On a trip to the Missouri Botanical Garden in St. Louis this summer, a wonderful thing happened: my younger son suddenly thought of something he would like for his birthday. My kids do not want things, usually, which makes holiday gift-giving difficult, so I was happy to hear it. We were in the Japanese Garden at the time, a beautiful space, one of the largest in North America, and he said he was interested in getting a bonsai tree. Wonderful.
The tree came from one of the main companies that sell starter kits with your choice of a five- to seven-year old tree “professionally trained” into an S shape and planted in a ceramic bonsai pot, along with the plastic humidity tray under the pot, rocks to put in the tray under the pot, fertilizer, wire for shaping branches, an instruction manual, thinning shears, and all the best wishes for good luck. We were going to need that more than we did thinning shears, since the shears would only be used if the tree lived long enough to need shaping.
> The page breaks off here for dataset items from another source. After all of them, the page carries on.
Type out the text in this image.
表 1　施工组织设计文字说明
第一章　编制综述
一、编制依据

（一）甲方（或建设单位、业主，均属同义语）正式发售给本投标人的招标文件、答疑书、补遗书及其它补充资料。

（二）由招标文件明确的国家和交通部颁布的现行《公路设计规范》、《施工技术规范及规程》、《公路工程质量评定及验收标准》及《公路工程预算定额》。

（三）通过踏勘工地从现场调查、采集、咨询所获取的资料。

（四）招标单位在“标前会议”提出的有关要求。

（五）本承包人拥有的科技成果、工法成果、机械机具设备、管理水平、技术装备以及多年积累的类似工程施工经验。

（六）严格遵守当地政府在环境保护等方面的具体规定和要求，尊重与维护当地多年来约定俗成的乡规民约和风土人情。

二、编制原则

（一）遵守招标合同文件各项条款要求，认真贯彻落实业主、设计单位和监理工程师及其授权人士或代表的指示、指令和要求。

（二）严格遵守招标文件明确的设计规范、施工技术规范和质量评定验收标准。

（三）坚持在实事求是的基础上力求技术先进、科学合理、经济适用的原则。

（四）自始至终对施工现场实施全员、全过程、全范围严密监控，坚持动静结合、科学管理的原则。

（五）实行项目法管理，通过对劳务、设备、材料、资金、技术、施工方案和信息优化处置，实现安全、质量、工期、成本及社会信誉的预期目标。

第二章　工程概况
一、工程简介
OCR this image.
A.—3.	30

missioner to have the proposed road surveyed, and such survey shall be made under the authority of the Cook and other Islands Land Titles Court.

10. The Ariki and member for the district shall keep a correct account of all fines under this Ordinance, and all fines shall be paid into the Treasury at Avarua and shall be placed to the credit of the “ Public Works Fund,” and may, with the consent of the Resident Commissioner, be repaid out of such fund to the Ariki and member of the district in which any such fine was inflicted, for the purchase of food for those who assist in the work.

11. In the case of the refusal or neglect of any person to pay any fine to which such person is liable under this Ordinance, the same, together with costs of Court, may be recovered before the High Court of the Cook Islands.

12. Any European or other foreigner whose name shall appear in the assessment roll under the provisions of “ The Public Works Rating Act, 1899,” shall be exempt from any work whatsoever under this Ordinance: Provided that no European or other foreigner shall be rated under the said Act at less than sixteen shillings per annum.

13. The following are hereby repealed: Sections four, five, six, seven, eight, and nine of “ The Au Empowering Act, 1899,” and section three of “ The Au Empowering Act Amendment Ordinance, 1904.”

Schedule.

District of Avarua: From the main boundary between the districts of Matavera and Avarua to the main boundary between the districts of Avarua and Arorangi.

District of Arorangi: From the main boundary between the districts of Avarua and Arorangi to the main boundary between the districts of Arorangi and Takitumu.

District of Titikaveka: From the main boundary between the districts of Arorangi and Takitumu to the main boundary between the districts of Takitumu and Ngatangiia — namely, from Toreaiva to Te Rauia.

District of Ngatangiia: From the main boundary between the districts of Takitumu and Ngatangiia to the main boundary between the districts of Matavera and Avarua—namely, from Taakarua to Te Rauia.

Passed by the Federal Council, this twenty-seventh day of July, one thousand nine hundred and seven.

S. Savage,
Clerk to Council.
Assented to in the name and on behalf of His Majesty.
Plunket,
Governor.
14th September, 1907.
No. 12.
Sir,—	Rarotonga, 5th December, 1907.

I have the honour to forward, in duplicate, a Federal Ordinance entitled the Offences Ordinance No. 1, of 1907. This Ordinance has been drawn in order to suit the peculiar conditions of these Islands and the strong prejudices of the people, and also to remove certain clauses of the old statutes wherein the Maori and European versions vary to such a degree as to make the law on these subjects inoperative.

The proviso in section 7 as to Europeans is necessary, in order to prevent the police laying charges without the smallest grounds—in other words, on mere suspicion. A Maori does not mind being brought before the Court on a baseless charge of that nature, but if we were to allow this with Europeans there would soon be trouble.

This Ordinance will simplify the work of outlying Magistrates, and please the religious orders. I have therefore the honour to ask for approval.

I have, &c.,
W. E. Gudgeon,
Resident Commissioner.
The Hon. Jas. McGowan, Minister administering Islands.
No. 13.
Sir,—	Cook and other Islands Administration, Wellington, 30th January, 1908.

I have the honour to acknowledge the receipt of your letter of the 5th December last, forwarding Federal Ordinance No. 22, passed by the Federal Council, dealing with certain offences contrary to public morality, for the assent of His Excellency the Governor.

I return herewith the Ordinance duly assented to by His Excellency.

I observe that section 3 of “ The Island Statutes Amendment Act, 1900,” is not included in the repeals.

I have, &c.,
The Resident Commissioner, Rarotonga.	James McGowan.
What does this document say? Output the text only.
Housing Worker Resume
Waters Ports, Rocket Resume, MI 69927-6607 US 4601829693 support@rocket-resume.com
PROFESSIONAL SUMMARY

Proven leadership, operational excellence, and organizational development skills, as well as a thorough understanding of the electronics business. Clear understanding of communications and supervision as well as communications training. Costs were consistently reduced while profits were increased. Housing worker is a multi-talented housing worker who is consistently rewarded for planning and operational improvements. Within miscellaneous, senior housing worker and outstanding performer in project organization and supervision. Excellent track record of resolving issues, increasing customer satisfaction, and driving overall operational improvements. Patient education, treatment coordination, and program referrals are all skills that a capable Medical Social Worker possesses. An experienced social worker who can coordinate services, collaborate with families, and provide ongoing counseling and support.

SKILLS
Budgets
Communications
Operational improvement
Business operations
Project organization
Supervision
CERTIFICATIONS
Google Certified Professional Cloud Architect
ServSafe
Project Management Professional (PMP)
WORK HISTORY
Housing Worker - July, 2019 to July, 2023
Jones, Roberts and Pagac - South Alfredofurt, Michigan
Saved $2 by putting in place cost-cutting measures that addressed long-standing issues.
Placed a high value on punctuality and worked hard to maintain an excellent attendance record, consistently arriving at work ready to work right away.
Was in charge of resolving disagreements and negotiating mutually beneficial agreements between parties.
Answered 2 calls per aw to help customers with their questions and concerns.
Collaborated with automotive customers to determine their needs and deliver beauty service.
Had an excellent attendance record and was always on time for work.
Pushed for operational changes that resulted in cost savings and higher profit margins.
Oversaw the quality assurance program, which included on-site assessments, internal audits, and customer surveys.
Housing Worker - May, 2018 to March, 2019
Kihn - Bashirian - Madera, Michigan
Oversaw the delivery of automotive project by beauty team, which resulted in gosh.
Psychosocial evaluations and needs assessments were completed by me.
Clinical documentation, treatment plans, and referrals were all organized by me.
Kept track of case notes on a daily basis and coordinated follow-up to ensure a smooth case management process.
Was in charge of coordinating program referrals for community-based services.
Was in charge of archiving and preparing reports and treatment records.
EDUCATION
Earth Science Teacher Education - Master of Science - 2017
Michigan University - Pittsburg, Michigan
I was given a bonsai as a gift many years ago and promptly let it die, which still makes me cringe, both for what I did to the tree and to the gift-giver emotionally. I am sure it was an expensive tree, and possibly relatively old, but my lifestyle, let’s call it, was not right for attention to daily watering and how the sun landed on it as the planet tilted and spun. To my shame, I would have had a better chance of sailing a dingy across an ocean, using a sextant to arrive at my destination, than I did nurturing that tree.
So when my son’s starter bonsai arrived, green, perky, and vital, and quickly showed itself to be infested with some sort of bugs, I was anxious. My son watered it faithfully, put it out of the draft from the vent, and made sure it got sun. But the bugs, which had evolved to look exactly like budding leaves and leaf stems of the Chinese Elm, began to take their toll. Some, and then all but a few, leaves turned yellow and dropped. My son was disappointed. The company told me to spray soapy water on the tree to kill the bugs, and to give it time and keep it watered, but when I sent the latest photos to show them what it looked like, they said they were sending a replacement and to do whatever I wanted with the original—both good customer service and punishment. The tree had one leaf left.
When you watch two dozen YouTube videos of the UK’s bonsai master-grower talking about bonsai and their care, as I did, and pace and peer at your two bonsai on different floors of your home, inspecting them constantly for bugs and signs of fungal growth, cleaning their trays and stands of dead larvae, as I did (and continue to do), it gets serious; you get involved. The trees would not die on my watch, I swore, and they have not. The naked original now has plenty of new growth, including that last leaf, lightly munched, still attached to its twig, and the replacement tree is slowly getting bushier.
I remember looking up, long ago, whether the forced shaping and confinement of bonsai should be thought of as distressing to the plant. The answer seems to be no. The trees would face all manner of natural challenges in the wild and not suffer by them, and it is possible they can live longer, healthy lives in their pots, while giving us a chance to participate in the life process itself—to accept the responsibility for another living thing, to care for it, to meditate on it. In that sense it is like fatherhood, and I may yet succeed at both.
My son enjoys caring for his tree, hearing the soil bubble in the ceramic pot as the water soaks the root ball, watching its shoots open and swell in the solar wind. We are getting there.